Global Witness has calculated that projects backed by ENTSOG members have received almost 90 percent of the EU’s gas infrastructure subsidies – over €4 billion in total. These are the same natural gas companies that routinely overestimate how much gas Europe actually needs.
Italy’s gas giant SNAM is part of the ENTSOG network: between 2015 and 2019 it pocketed 813 million euros in EU funds for so-called Projects of Common Interest, according to the Global Witness study. An extra 714 million euros funded joint ventures in which SNAM took part.
In Italy, SNAM sits at the government tables where energy policy decisions are made. The company proposes new gas infrastructure projects based on data it provides and scenarios it draws up itself. In 2017 SNAM took part in the drafting of the National Energy Strategy, the white paper underpinning the recent National Plan for Infrastructure, Energy and Climate, largely reliant on SNAM data.

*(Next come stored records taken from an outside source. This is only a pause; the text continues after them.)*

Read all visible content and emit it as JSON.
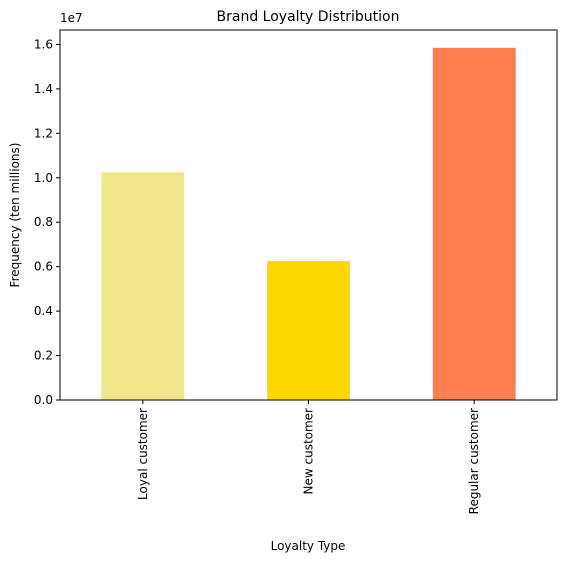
{
  "chart_data": {
    "type": "bar",
    "title": "Brand Loyalty Distribution",
    "xlabel": "Loyalty Type",
    "ylabel": "Frequency (ten millions)",
    "y_multiplier_label": "1e7",
    "categories": [
      "Loyal customer",
      "New customer",
      "Regular customer"
    ],
    "values": [
      10250000,
      6250000,
      15850000
    ],
    "colors": [
      "#f0e68c",
      "#ffd700",
      "#ff7f50"
    ],
    "ylim": [
      0,
      16650000
    ],
    "yticks": [
      0,
      2000000,
      4000000,
      6000000,
      8000000,
      10000000,
      12000000,
      14000000,
      16000000
    ],
    "ytick_labels": [
      "0.0",
      "0.2",
      "0.4",
      "0.6",
      "0.8",
      "1.0",
      "1.2",
      "1.4",
      "1.6"
    ],
    "grid": false,
    "legend": false
  }
}
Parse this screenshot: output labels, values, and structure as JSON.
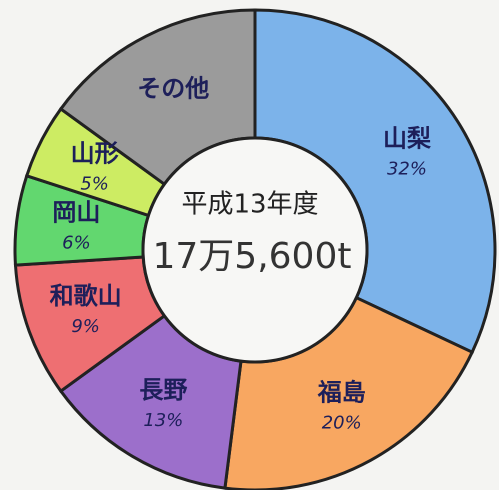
{
  "chart_data": {
    "type": "donut",
    "subtitle": "平成13年度",
    "total_label": "17万5,600t",
    "categories": [
      "山梨",
      "福島",
      "長野",
      "和歌山",
      "岡山",
      "山形",
      "その他"
    ],
    "values": [
      32,
      20,
      13,
      9,
      6,
      5,
      15
    ],
    "value_labels": [
      "32%",
      "20%",
      "13%",
      "9%",
      "6%",
      "5%",
      null
    ],
    "colors": [
      "#7cb3ea",
      "#f8a761",
      "#9c6fcb",
      "#ee6f72",
      "#62d76f",
      "#cdec63",
      "#9b9b9b"
    ]
  }
}
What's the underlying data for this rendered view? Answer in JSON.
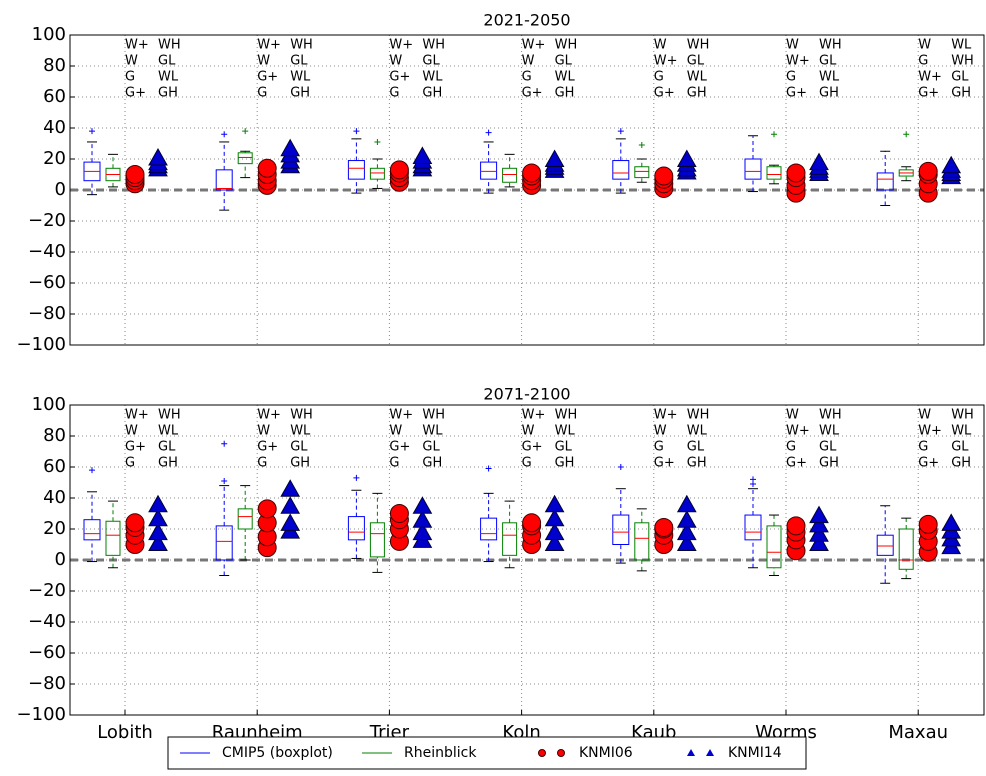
{
  "chart_data": [
    {
      "type": "box",
      "title": "2021-2050",
      "ylim": [
        -100,
        100
      ],
      "yticks": [
        {
          "value": -100,
          "label": "−100"
        },
        {
          "value": -80,
          "label": "−80"
        },
        {
          "value": -60,
          "label": "−60"
        },
        {
          "value": -40,
          "label": "−40"
        },
        {
          "value": -20,
          "label": "−20"
        },
        0,
        20,
        40,
        60,
        80,
        100
      ],
      "grid": true,
      "reference_line": 0,
      "median_color": "#ff0000",
      "series": [
        {
          "name": "CMIP5 (boxplot)",
          "color": "#0000ff",
          "values": [
            {
              "whislo": -3,
              "q1": 6,
              "med": 12,
              "q3": 18,
              "whishi": 31,
              "fliers": [
                38
              ]
            },
            {
              "whislo": -13,
              "q1": 0,
              "med": 1,
              "q3": 13,
              "whishi": 31,
              "fliers": [
                36
              ]
            },
            {
              "whislo": -2,
              "q1": 7,
              "med": 14,
              "q3": 19,
              "whishi": 33,
              "fliers": [
                38
              ]
            },
            {
              "whislo": -2,
              "q1": 7,
              "med": 12,
              "q3": 18,
              "whishi": 31,
              "fliers": [
                37
              ]
            },
            {
              "whislo": -2,
              "q1": 7,
              "med": 11,
              "q3": 19,
              "whishi": 33,
              "fliers": [
                38
              ]
            },
            {
              "whislo": -1,
              "q1": 7,
              "med": 12,
              "q3": 20,
              "whishi": 35,
              "fliers": []
            },
            {
              "whislo": -10,
              "q1": 0,
              "med": 7,
              "q3": 11,
              "whishi": 25,
              "fliers": []
            }
          ]
        },
        {
          "name": "Rheinblick",
          "color": "#008000",
          "values": [
            {
              "whislo": 2,
              "q1": 6,
              "med": 10,
              "q3": 14,
              "whishi": 23,
              "fliers": []
            },
            {
              "whislo": 8,
              "q1": 17,
              "med": 21,
              "q3": 24,
              "whishi": 25,
              "fliers": [
                38
              ]
            },
            {
              "whislo": 1,
              "q1": 7,
              "med": 11,
              "q3": 14,
              "whishi": 20,
              "fliers": [
                31
              ]
            },
            {
              "whislo": 2,
              "q1": 5,
              "med": 10,
              "q3": 14,
              "whishi": 23,
              "fliers": []
            },
            {
              "whislo": 5,
              "q1": 8,
              "med": 12,
              "q3": 15,
              "whishi": 20,
              "fliers": [
                29
              ]
            },
            {
              "whislo": 4,
              "q1": 7,
              "med": 10,
              "q3": 15,
              "whishi": 16,
              "fliers": [
                36
              ]
            },
            {
              "whislo": 6,
              "q1": 9,
              "med": 11,
              "q3": 13,
              "whishi": 15,
              "fliers": [
                36
              ]
            }
          ]
        },
        {
          "name": "KNMI06",
          "color": "#ff0000",
          "marker": "circle",
          "values": [
            [
              4,
              6,
              8,
              10
            ],
            [
              3,
              6,
              10,
              14
            ],
            [
              5,
              8,
              11,
              13
            ],
            [
              3,
              6,
              9,
              11
            ],
            [
              1,
              4,
              7,
              9
            ],
            [
              -2,
              3,
              8,
              11
            ],
            [
              -2,
              4,
              10,
              12
            ]
          ]
        },
        {
          "name": "KNMI14",
          "color": "#0000cc",
          "marker": "triangle",
          "values": [
            [
              13,
              15,
              17,
              20
            ],
            [
              15,
              18,
              22,
              26
            ],
            [
              13,
              15,
              18,
              21
            ],
            [
              12,
              14,
              16,
              19
            ],
            [
              11,
              13,
              16,
              19
            ],
            [
              10,
              12,
              14,
              17
            ],
            [
              8,
              10,
              12,
              15
            ]
          ]
        }
      ],
      "scenario_labels": [
        [
          [
            "W+",
            "W",
            "G",
            "G+"
          ],
          [
            "WH",
            "GL",
            "WL",
            "GH"
          ]
        ],
        [
          [
            "W+",
            "W",
            "G+",
            "G"
          ],
          [
            "WH",
            "GL",
            "WL",
            "GH"
          ]
        ],
        [
          [
            "W+",
            "W",
            "G+",
            "G"
          ],
          [
            "WH",
            "GL",
            "WL",
            "GH"
          ]
        ],
        [
          [
            "W+",
            "W",
            "G",
            "G+"
          ],
          [
            "WH",
            "GL",
            "WL",
            "GH"
          ]
        ],
        [
          [
            "W",
            "W+",
            "G",
            "G+"
          ],
          [
            "WH",
            "GL",
            "WL",
            "GH"
          ]
        ],
        [
          [
            "W",
            "W+",
            "G",
            "G+"
          ],
          [
            "WH",
            "GL",
            "WL",
            "GH"
          ]
        ],
        [
          [
            "W",
            "G",
            "W+",
            "G+"
          ],
          [
            "WL",
            "WH",
            "GL",
            "GH"
          ]
        ]
      ]
    },
    {
      "type": "box",
      "title": "2071-2100",
      "ylim": [
        -100,
        100
      ],
      "yticks": [
        {
          "value": -100,
          "label": "−100"
        },
        {
          "value": -80,
          "label": "−80"
        },
        {
          "value": -60,
          "label": "−60"
        },
        {
          "value": -40,
          "label": "−40"
        },
        {
          "value": -20,
          "label": "−20"
        },
        0,
        20,
        40,
        60,
        80,
        100
      ],
      "grid": true,
      "reference_line": 0,
      "median_color": "#ff0000",
      "categories": [
        "Lobith",
        "Raunheim",
        "Trier",
        "Koln",
        "Kaub",
        "Worms",
        "Maxau"
      ],
      "series": [
        {
          "name": "CMIP5 (boxplot)",
          "color": "#0000ff",
          "values": [
            {
              "whislo": -1,
              "q1": 13,
              "med": 17,
              "q3": 26,
              "whishi": 44,
              "fliers": [
                58
              ]
            },
            {
              "whislo": -10,
              "q1": 0,
              "med": 12,
              "q3": 22,
              "whishi": 48,
              "fliers": [
                51,
                75
              ]
            },
            {
              "whislo": 1,
              "q1": 13,
              "med": 18,
              "q3": 28,
              "whishi": 45,
              "fliers": [
                53
              ]
            },
            {
              "whislo": -1,
              "q1": 13,
              "med": 17,
              "q3": 27,
              "whishi": 43,
              "fliers": [
                59
              ]
            },
            {
              "whislo": -2,
              "q1": 10,
              "med": 18,
              "q3": 29,
              "whishi": 46,
              "fliers": [
                60
              ]
            },
            {
              "whislo": -5,
              "q1": 13,
              "med": 18,
              "q3": 29,
              "whishi": 46,
              "fliers": [
                49,
                52
              ]
            },
            {
              "whislo": -15,
              "q1": 3,
              "med": 9,
              "q3": 16,
              "whishi": 35,
              "fliers": []
            }
          ]
        },
        {
          "name": "Rheinblick",
          "color": "#008000",
          "values": [
            {
              "whislo": -5,
              "q1": 3,
              "med": 16,
              "q3": 25,
              "whishi": 38,
              "fliers": []
            },
            {
              "whislo": 0,
              "q1": 20,
              "med": 28,
              "q3": 33,
              "whishi": 48,
              "fliers": []
            },
            {
              "whislo": -8,
              "q1": 2,
              "med": 17,
              "q3": 24,
              "whishi": 43,
              "fliers": []
            },
            {
              "whislo": -5,
              "q1": 3,
              "med": 16,
              "q3": 24,
              "whishi": 38,
              "fliers": []
            },
            {
              "whislo": -7,
              "q1": 0,
              "med": 14,
              "q3": 24,
              "whishi": 33,
              "fliers": []
            },
            {
              "whislo": -10,
              "q1": -5,
              "med": 5,
              "q3": 22,
              "whishi": 29,
              "fliers": []
            },
            {
              "whislo": -12,
              "q1": -6,
              "med": 0,
              "q3": 20,
              "whishi": 27,
              "fliers": []
            }
          ]
        },
        {
          "name": "KNMI06",
          "color": "#ff0000",
          "marker": "circle",
          "values": [
            [
              10,
              16,
              21,
              24
            ],
            [
              8,
              15,
              24,
              33
            ],
            [
              12,
              20,
              26,
              30
            ],
            [
              10,
              16,
              22,
              24
            ],
            [
              10,
              16,
              20,
              21
            ],
            [
              6,
              13,
              18,
              22
            ],
            [
              5,
              12,
              19,
              23
            ]
          ]
        },
        {
          "name": "KNMI14",
          "color": "#0000cc",
          "marker": "triangle",
          "values": [
            [
              10,
              17,
              26,
              35
            ],
            [
              18,
              23,
              34,
              45
            ],
            [
              12,
              17,
              25,
              34
            ],
            [
              10,
              17,
              26,
              35
            ],
            [
              10,
              17,
              25,
              35
            ],
            [
              10,
              16,
              22,
              28
            ],
            [
              8,
              13,
              18,
              23
            ]
          ]
        }
      ],
      "scenario_labels": [
        [
          [
            "W+",
            "W",
            "G+",
            "G"
          ],
          [
            "WH",
            "WL",
            "GL",
            "GH"
          ]
        ],
        [
          [
            "W+",
            "W",
            "G+",
            "G"
          ],
          [
            "WH",
            "WL",
            "GL",
            "GH"
          ]
        ],
        [
          [
            "W+",
            "W",
            "G+",
            "G"
          ],
          [
            "WH",
            "WL",
            "GL",
            "GH"
          ]
        ],
        [
          [
            "W+",
            "W",
            "G+",
            "G"
          ],
          [
            "WH",
            "WL",
            "GL",
            "GH"
          ]
        ],
        [
          [
            "W+",
            "W",
            "G",
            "G+"
          ],
          [
            "WH",
            "WL",
            "GL",
            "GH"
          ]
        ],
        [
          [
            "W",
            "W+",
            "G",
            "G+"
          ],
          [
            "WH",
            "WL",
            "GL",
            "GH"
          ]
        ],
        [
          [
            "W",
            "W+",
            "G",
            "G+"
          ],
          [
            "WH",
            "WL",
            "GL",
            "GH"
          ]
        ]
      ]
    }
  ]
}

Finally, gas companies dedicate vast resources to lobbying activities. According to Italian NGO Re:Common, in 2018 SNAM and the other three main European gas producers spent 900,000 euros employing 14 lobbyists. “In 2019, these companies secured nearly 50 meetings with top political officials in the European Commission to discuss their latest pipeline projects or takeover offers,” researchers from Re:Common said. Snam alone spent between 200 and 300 thousand euros in 2019, according to data from the EU transparency register.
The new climate and energy framework set by the European Union and accepted by the Italian government in its policy documents, requires fundamental decisions about what type of future we want. Sardinia makes for a good example of the important crossroads we are at. Wasting millions on fossil fuel infrastructure that will not not meet the climate emergency goals or investing resources in long-term more sustainable models based on renewable sources.